Au Liban, le ton s’est durci entre le camp du Premier ministre en exercice proche de Ryad Saad Hariri et celui du mouvement chiite Hezbollah, dont le principal soutien est l’Iran, les deux parties accusant le parrain politique de l’autre de semer la zizanie dans le pays et la région.

Dans un discours très direct, M. Hariri a affirmé jeudi lors d’un forum économique libano-saoudien à Beyrouth que « les pays arabes souffraient politiquement, économiquement et sur le plan de la sécurité des ingérences flagrantes de l’Iran », refusant que le Liban devienne un « protectorat iranien ».

« C’est la première fois que M. Hariri prend une position aussi dure vis-à-vis de l’Iran, en raison de la menace qui pèse actuellement et qui n’existait pas auparavant », indique à l’AFP Ghattas Khoury, conseiller du Premier ministre.

Si le Hezbollah a clairement affiché son soutien aux manifestants chiites à Bahreïn, provoquant l’ire de Manama, « les propos de Saad Hariri s’alignent sur le discours arabe hostile à l’Iran et même sur le discours américain », estime Amal Saad Ghorayeb, chercheur auprès du Doha Institute à Qatar.

Le camp Hariri s’est également lancé dans des diatribes contre le Hezbollah, mouvement armé le plus puissant au Liban, l’accusant de faire partie « des milices du président iranien devenus des mercenaires en vue de déstabiliser la situation ». Le parti est accusé d’imposer sa volonté sur le Liban grâce à son puissant arsenal.

Fait rare, l’Iran a répondu aux accusations de M. Hariri, reçu il y a juste cinq mois à Téhéran, les qualifiant d' »infondées » et estimant qu’elles ne faisaient que « servir l’axe américano-sioniste ».

De son côté, le Hezbollah, bête noire des Etats-Unis et Israël, a estimé que les déclarations de M. Hariri « allaient de pair avec les visées américaines qui tentent de semer la discorde entre les peuples de la région », refusant que le Liban devienne un « protectorat israélo-américain ».

Le chef du « parti de Dieu » Hassan Nasrallah doit prononcer un discours samedi soir où il devrait réagir aux propos de son rival politique.

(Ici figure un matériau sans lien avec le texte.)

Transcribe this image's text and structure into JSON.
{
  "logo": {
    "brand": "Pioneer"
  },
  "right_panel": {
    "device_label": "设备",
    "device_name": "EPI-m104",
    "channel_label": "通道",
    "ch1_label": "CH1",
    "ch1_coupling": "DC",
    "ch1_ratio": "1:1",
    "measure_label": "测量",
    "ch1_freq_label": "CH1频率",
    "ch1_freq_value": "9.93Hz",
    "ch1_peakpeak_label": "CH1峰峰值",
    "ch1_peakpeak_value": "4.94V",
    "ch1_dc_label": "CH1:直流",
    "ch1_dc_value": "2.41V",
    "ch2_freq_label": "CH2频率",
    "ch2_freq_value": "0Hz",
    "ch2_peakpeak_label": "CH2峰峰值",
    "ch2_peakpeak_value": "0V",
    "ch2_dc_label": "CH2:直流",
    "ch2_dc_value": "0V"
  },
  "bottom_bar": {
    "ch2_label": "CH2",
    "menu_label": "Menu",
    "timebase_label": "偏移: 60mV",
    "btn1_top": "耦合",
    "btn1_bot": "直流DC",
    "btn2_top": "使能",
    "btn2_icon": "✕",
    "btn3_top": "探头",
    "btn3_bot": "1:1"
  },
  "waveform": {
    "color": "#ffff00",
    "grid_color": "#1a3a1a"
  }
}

« Cette guerre de mots est une preuve supplémentaire que la crise interne est intrinsèquement liée au bras de fer régional », affirme à l’AFP Fadia Kiwane, directrice du département de sciences politiques de l’Université Saint Joseph.

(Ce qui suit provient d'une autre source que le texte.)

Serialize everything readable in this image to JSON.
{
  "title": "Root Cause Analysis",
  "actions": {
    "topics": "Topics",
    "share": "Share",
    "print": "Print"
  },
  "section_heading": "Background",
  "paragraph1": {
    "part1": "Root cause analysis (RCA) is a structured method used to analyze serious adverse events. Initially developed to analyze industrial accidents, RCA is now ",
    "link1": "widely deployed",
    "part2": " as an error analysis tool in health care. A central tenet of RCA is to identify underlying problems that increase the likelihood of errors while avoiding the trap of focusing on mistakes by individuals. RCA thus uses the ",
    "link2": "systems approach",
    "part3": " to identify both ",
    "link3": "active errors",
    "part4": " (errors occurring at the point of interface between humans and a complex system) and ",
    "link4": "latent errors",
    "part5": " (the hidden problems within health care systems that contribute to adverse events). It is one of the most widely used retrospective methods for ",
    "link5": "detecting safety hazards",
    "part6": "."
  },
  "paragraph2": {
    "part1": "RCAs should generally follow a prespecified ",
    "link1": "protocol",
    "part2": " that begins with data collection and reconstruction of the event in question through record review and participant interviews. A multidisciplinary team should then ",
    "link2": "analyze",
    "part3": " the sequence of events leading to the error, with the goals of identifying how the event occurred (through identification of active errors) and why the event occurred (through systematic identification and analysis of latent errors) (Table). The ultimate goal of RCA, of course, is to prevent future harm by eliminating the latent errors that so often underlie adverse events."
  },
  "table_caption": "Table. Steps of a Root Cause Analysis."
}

Le Liban sans gouvernement depuis la chute en janvier du cabinet de M. Hariri provoquée par le Hezbollah, « va s’embourber de plus en plus dans la crise », dit-elle.

« Je crains qu’avant que les parties ne parviennent à une trêve, il n’y ait des tensions sur le plan de la sécurité », ajoute l’experte.

Les tensions au Liban font toujours craindre des heurts à caractère confessionnel, notamment sunnites-chiites, comme lors des affrontements sanglants entre pro-Hariri et pro-Hezbollah en mai 2008.

« Nous ne sommes pas encore arrivés au paroxysme de la crise, nous n’en sommes encore qu’au début », estime Imad Salamé, professeur de sciences politiques à l’Université libano-américaine (LAU).